Judge: Medical marijuana user can sell to other cardholders


Howard Fischer
Capitol Media Services

PHOENIX — A Pima County Superior Court judge may have paved the way for the state’s more than 52,000 medical marijuana users to get into business of selling the drug, at least to each other.

In a ruling earlier this month, Judge Richard Fields threw out charges filed by prosecutors against Jeremy Matlock, ruling that the wording of the 2010 voter-approved law does not make what he did illegal.

Fields conceded the statute is poorly worded and subject to interpretation.

But the judge said the language of the statute is so vague that it could be read that medical marijuana users can sell to other users without fear of breaking the law. And that, Fields wrote, means Matlock could not be prosecuted for what he did.

At this point, the ruling affects only Matlock.

But Kellie Johnson, the chief criminal deputy for the Pima County Attorney’s Office, said her agency plans to appeal. And if higher courts say Fields got it right, that would set precedent for the entire state.

That possibility has alarmed state Health Director Will Humble.

He said it is not his job to enforce criminal laws. But Humble said the ruling undermines his ability to take away medical marijuana cards from patients who he believes are illegally selling the drug.

And Johnson said that, if nothing else, prosecutors statewide need some guidance on what the law actually allows.

Matlock was indicted last year on charges of illegally selling marijuana. That followed his posting an ad on Craigslist offering to give medical marijuana to other cardholders but seeking a donation of $25 per plant.

In court filings, his attorney, Sarah Bullard, a deputy Pima County public defender, pointed out that Matlock has a card from the state that allows him to possess the drug.

More to the point, Bullard argued that her client did nothing illegal.

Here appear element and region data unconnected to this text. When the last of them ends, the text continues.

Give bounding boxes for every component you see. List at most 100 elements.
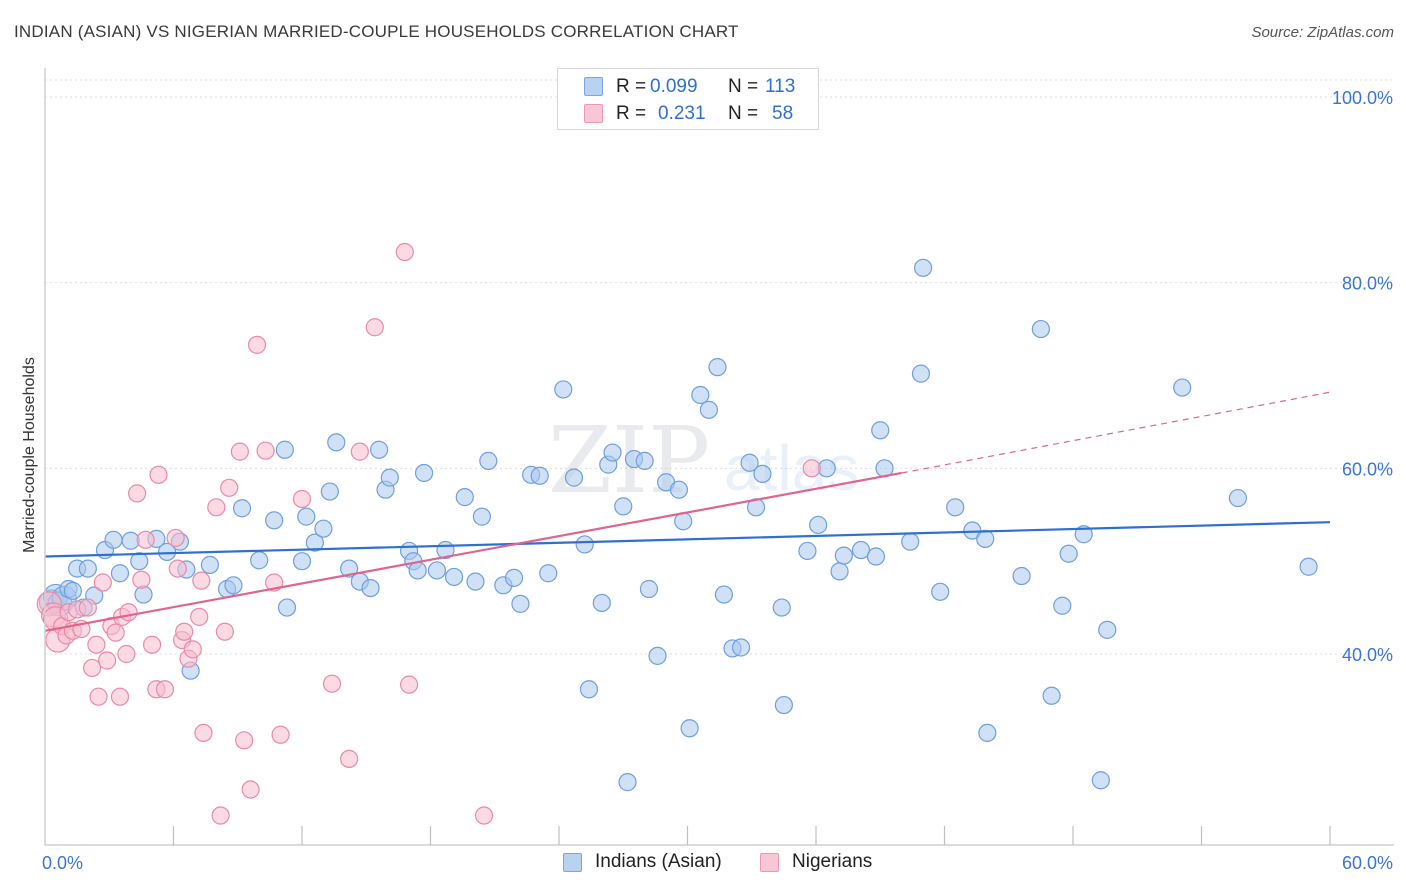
point-nigerians (78, 598, 97, 617)
point-indians (669, 480, 689, 499)
point-indians (320, 482, 339, 501)
point-indians (250, 551, 269, 570)
point-indians (866, 547, 886, 566)
point-indians (639, 579, 659, 599)
point-indians (691, 385, 710, 405)
n-label: N = (728, 76, 759, 97)
point-indians (1042, 686, 1061, 705)
point-nigerians (98, 651, 117, 670)
point-nigerians (365, 318, 384, 337)
point-nigerians (399, 675, 419, 694)
y-tick-label: 40.0% (1342, 645, 1393, 665)
point-indians (305, 533, 324, 552)
point-nigerians (230, 442, 249, 461)
point-indians (63, 581, 82, 600)
point-nigerians (87, 635, 106, 654)
r-label: R = (616, 76, 647, 97)
point-nigerians (175, 622, 194, 641)
point-indians (511, 594, 530, 613)
point-indians (740, 453, 759, 472)
point-indians (427, 561, 447, 580)
point-indians (1299, 557, 1318, 576)
point-indians (314, 519, 333, 538)
point-nigerians (241, 780, 260, 799)
point-nigerians (166, 528, 185, 548)
point-nigerians (93, 573, 112, 592)
point-indians (931, 582, 950, 601)
point-indians (575, 535, 594, 554)
point-nigerians (220, 478, 239, 497)
point-indians (157, 542, 177, 561)
point-nigerians (192, 571, 211, 590)
point-nigerians (235, 731, 254, 750)
point-indians (530, 466, 549, 485)
point-nigerians (155, 680, 175, 699)
point-indians (592, 593, 611, 613)
point-indians (504, 568, 524, 587)
point-indians (232, 499, 252, 518)
n-label: N = (728, 103, 759, 124)
stats-row-nigerians: R = 0.231 N = 58 (558, 101, 818, 127)
point-indians (292, 552, 312, 571)
point-indians (224, 576, 243, 595)
point-nigerians (89, 687, 108, 706)
point-indians (1053, 596, 1072, 615)
point-indians (414, 463, 434, 483)
point-indians (976, 529, 995, 548)
point-nigerians (149, 465, 168, 484)
point-indians (618, 773, 637, 792)
point-indians (564, 468, 584, 487)
point-indians (327, 433, 346, 452)
r-label: R = (616, 103, 647, 124)
nigerians-swatch (760, 853, 779, 872)
point-indians (871, 421, 890, 440)
point-nigerians (474, 806, 494, 825)
x-tick-label: 0.0% (42, 853, 83, 873)
y-tick-label: 100.0% (1332, 88, 1393, 108)
stats-row-indians: R = 0.099 N = 113 (558, 74, 818, 100)
indians-swatch (584, 77, 603, 96)
chart-title: INDIAN (ASIAN) VS NIGERIAN MARRIED-COUPL… (14, 22, 739, 41)
point-nigerians (322, 674, 342, 693)
r-value: 0.231 (658, 103, 706, 124)
point-indians (340, 559, 359, 578)
y-tick-label: 60.0% (1342, 459, 1393, 479)
source-credit: Source: ZipAtlas.com (1251, 24, 1394, 41)
point-indians (635, 451, 654, 471)
point-indians (277, 598, 297, 617)
trend-line-nigerians-extension (901, 391, 1331, 474)
point-indians (134, 585, 153, 604)
trend-line-nigerians (44, 471, 902, 632)
point-nigerians (340, 749, 359, 769)
point-indians (834, 546, 853, 565)
point-indians (104, 530, 123, 549)
point-indians (753, 464, 772, 484)
point-nigerians (183, 640, 202, 659)
point-indians (731, 638, 751, 657)
point-indians (913, 258, 933, 277)
n-value: 113 (765, 76, 796, 97)
point-indians (1059, 544, 1078, 563)
point-indians (78, 559, 97, 578)
point-indians (809, 515, 828, 535)
point-indians (772, 598, 791, 617)
point-indians (774, 695, 793, 715)
point-nigerians (136, 530, 155, 549)
series-legend: Indians (Asian) Nigerians (0, 851, 1406, 877)
point-nigerians (802, 459, 821, 478)
point-nigerians (190, 607, 209, 626)
r-value: 0.099 (650, 76, 698, 97)
stats-legend: R = 0.099 N = 113 R = 0.231 N = 58 (557, 68, 819, 130)
point-indians (444, 567, 464, 587)
point-nigerians (127, 484, 147, 503)
point-indians (110, 564, 130, 583)
point-indians (466, 572, 485, 591)
point-indians (708, 358, 727, 377)
point-indians (1098, 620, 1117, 639)
y-tick-label: 80.0% (1342, 274, 1393, 294)
point-nigerians (395, 242, 414, 262)
point-nigerians (83, 658, 102, 678)
point-nigerians (271, 725, 290, 744)
point-nigerians (168, 559, 187, 578)
point-indians (1173, 378, 1192, 397)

She said the Arizona Medical Marijuana Act specifically permits him to transfer marijuana to any other medical marijuana patient.

Johnson said prosecutors read the law to only allow patient-to-patient transfers if no money changes hands.

That left it up to Fields to interpret a 59-word sentence — one without a single comma or other punctuation — to determine what is and is not legal.

With that language unclear, Fields looked to another provision in the same law which makes it a crime for any medical marijuana cardholder to sell the drug “to a person who is not allowed to possess marijuana for medical purposes.’ By extension, he said, the law “necessarily implies that a qualifying patient can sell marijuana’ to someone who is entitled to use it.

Beyond that, Fields noted that 59-word clause implies that to violate the law someone needs to do two things: transfer marijuana for something of value and also know that the buyer will be getting more than the 2 1/2 ounces of the drug to which Arizona law entitles users every two weeks.

“In this case, the defendant did not transfer more than the allowable amount,’ Fields wrote, with Bullard saying the undercover police officer left with only three immature plants. “There is no way to meet the ‘knowing’ element.’

Fields said his conclusion was necessary because of the way the initiative was written by the groups supporting medical marijuana.

“The fact of the matter is that the statute is very poorly drafted and needs a lot of work,’ he wrote. “This court finds that the statute is ambiguous, does not give a person of ordinary intelligence notice as to how it can be violated, and therefore the indictment is insufficient as a matter of law.’

Humble said the ruling could undermine a key point in what voters approved in 2010 that allows those with a doctor’s recommendation and a state-issued ID card to obtain up to 2 1/2 ounces of marijuana every two weeks. The health director said he believes voters narrowly approved the law at least in part because patients would have to obtain the drug from one of several dozen state-regulated dispensaries.

He said Fields’ ruling, unless overturned, creates all sorts of enforcement problems. Humble said it sets the stage for someone who obtains marijuana from elsewhere, perhaps from another state or even Mexico, to set up shop without fear of prosecution or the loss of his or her own medical marijuana card.